Usaha dan perjuangan para pemuda dalam penyebarluasan berita proklamasi juga dilakukan melalui media pers dan surat selebaran. Hampir seluruh harian di Jawa dalam penerbitannya tanggal 20 Agustus 1945 memuat berita proklamasi kemerdekaan dan Undang-Undang Dasar Negara Republik Indonesia. Harian Suara Asia di Surabaya merupakan koran pertama yang memuat berita proklamasi. Beberapa tokoh pemuda yang berjuang melalui media pers antara lain B.M. Diah, Sayuti Melik, dan Sumanang. Proklamasi kemerdekaan juga disebarluaskan kepada rakyat Indonesia melalui pemasangan plakat, poster, maupun coretan pada dinding tembok dan gerbong kereta api, misalnya dengan sloganRespect our Constitution, August 17!(Hormatilah Konstitusi kami tanggal 17 Agustus!) Melalui berbagai cara dan media tersebut, akhirnya berita Proklamasi Kemerdekaan Indonesia dapat tersebar luas di wilayah Indonesia dan di luar negeri. Di samping melalui media massa, berita proklamasi juga disebarkan secara langsung oleh para utusan daerah yang menghadiri sidang PPKI. Berikut ini para utusan PPKI yang ikut menyebarkan berita proklamasi.

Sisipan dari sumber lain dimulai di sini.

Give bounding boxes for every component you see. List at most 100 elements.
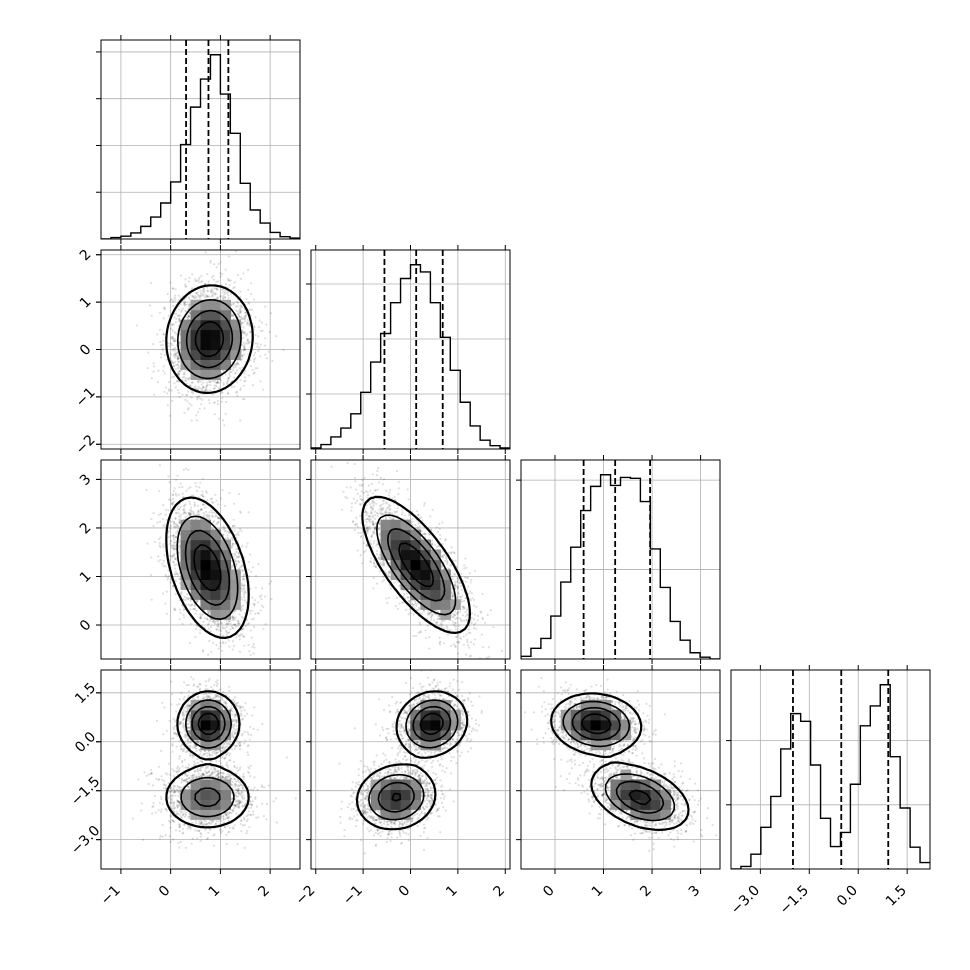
scatter-point	[192, 392, 195, 395]
scatter-point	[222, 370, 225, 373]
scatter-point	[221, 273, 224, 276]
scatter-point	[173, 331, 177, 334]
scatter-point	[197, 510, 200, 513]
density-bin	[200, 349, 211, 360]
scatter-point	[178, 360, 181, 363]
scatter-point	[167, 536, 170, 539]
scatter-point	[241, 322, 244, 325]
scatter-point	[162, 543, 165, 546]
scatter-point	[174, 608, 177, 611]
scatter-point	[239, 510, 242, 513]
scatter-point	[199, 481, 202, 484]
scatter-point	[249, 654, 252, 657]
scatter-point	[216, 381, 219, 384]
density-bin	[190, 569, 202, 580]
scatter-point	[158, 544, 161, 547]
scatter-point	[233, 552, 236, 555]
scatter-point	[209, 498, 212, 501]
scatter-point	[230, 615, 234, 619]
scatter-point	[228, 645, 231, 648]
scatter-point	[254, 351, 257, 354]
scatter-point	[235, 369, 239, 372]
scatter-point	[177, 356, 180, 359]
scatter-point	[217, 386, 221, 389]
scatter-point	[240, 589, 243, 593]
scatter-point	[164, 574, 167, 577]
scatter-point	[239, 609, 242, 612]
scatter-point	[195, 600, 198, 603]
scatter-point	[166, 292, 169, 296]
scatter-point	[170, 389, 173, 392]
scatter-point	[211, 515, 214, 519]
scatter-point	[178, 365, 181, 368]
scatter-point	[218, 665, 220, 667]
scatter-point	[232, 367, 235, 370]
scatter-point	[169, 534, 172, 538]
scatter-point	[173, 567, 177, 570]
scatter-point	[157, 538, 161, 541]
scatter-point	[170, 327, 173, 330]
scatter-point	[231, 566, 234, 569]
scatter-point	[167, 314, 170, 318]
scatter-point	[214, 493, 217, 496]
scatter-point	[236, 305, 239, 308]
scatter-point	[232, 524, 235, 528]
scatter-point	[222, 296, 225, 299]
scatter-point	[223, 424, 226, 427]
density-bin	[190, 319, 202, 331]
scatter-point	[208, 511, 211, 514]
scatter-point	[179, 297, 182, 300]
scatter-point	[175, 332, 178, 335]
scatter-point	[231, 648, 234, 651]
density-bin	[190, 309, 202, 321]
scatter-point	[256, 367, 259, 370]
scatter-point	[176, 380, 179, 383]
scatter-point	[264, 353, 267, 356]
scatter-point	[267, 350, 270, 353]
scatter-point	[187, 306, 190, 310]
scatter-point	[247, 319, 250, 322]
scatter-point	[178, 519, 181, 522]
scatter-point	[170, 342, 173, 345]
scatter-point	[167, 576, 170, 579]
scatter-point	[229, 279, 232, 282]
scatter-point	[173, 538, 176, 541]
scatter-point	[208, 381, 211, 384]
scatter-point	[234, 560, 237, 563]
scatter-point	[242, 332, 245, 335]
scatter-point	[253, 625, 256, 629]
scatter-point	[183, 372, 186, 375]
scatter-point	[256, 611, 259, 615]
scatter-point	[210, 497, 214, 500]
scatter-point	[178, 608, 181, 611]
scatter-point	[219, 497, 223, 500]
density-bin	[210, 369, 221, 380]
density-bin	[230, 589, 241, 600]
scatter-point	[180, 591, 183, 594]
scatter-point	[177, 508, 180, 511]
scatter-point	[168, 481, 171, 484]
scatter-point	[178, 320, 181, 323]
scatter-point	[177, 294, 180, 297]
scatter-point	[242, 345, 246, 348]
scatter-point	[180, 604, 184, 607]
scatter-point	[187, 296, 190, 299]
scatter-point	[188, 315, 191, 318]
scatter-point	[172, 338, 175, 341]
scatter-point	[243, 347, 246, 351]
scatter-point	[189, 599, 192, 602]
scatter-point	[264, 623, 267, 626]
scatter-point	[228, 279, 231, 282]
scatter-point	[206, 295, 209, 298]
scatter-point	[211, 276, 214, 279]
scatter-point	[236, 313, 239, 316]
scatter-point	[206, 516, 209, 519]
scatter-point	[182, 468, 185, 471]
scatter-point	[223, 504, 226, 508]
scatter-point	[184, 283, 187, 286]
scatter-point	[224, 289, 227, 292]
scatter-point	[242, 627, 245, 630]
scatter-point	[196, 599, 199, 602]
density-bin	[200, 319, 211, 331]
scatter-point	[169, 499, 172, 502]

PERINGATAN 17 AGUSTUS 1945

Setiap tahun pada tanggal 17 Agustus, rakyat Indonesia merayakan Hari Proklamasi Kemerdekaan ini dengan meriah. Mulai dari lomba panjat pinanglomba makan kerupuk, sampai upacara militer di Istana Merdeka, seluruh bagian dari masyarakat ikut berpartisipasi dengan cara masing-masing.

Lomba-Lomba Tradisional

Perlombaan yang seringkali menghiasi dan meramaikan Hari Proklamasi Kemerdekaan RI diadakan di kampung-kampung/ pedesaan diikuti oleh warga setempat dan dikoordinir oleh pengurus kampung/ pemuda desa

Peringatan Detik-Detik Proklamasi

Peringatan detik-detik Proklamasi di Istana Merdeka dipimpin oleh Presiden RI selaku Inspektur Upacara. Peringatan ini biasanya disiarkan secara langsung oleh seluruh stasiun televisi. Acara-acara pada pagi hari termasuk: penembakan meriam dan sirene, pengibaran bendera Sang Saka Merah Putih (Bendera Pusaka), pembacaan naskah Proklamasi, dll. Pada sore hari terdapat acara penurunan bendera Sang Saka Merah Putih.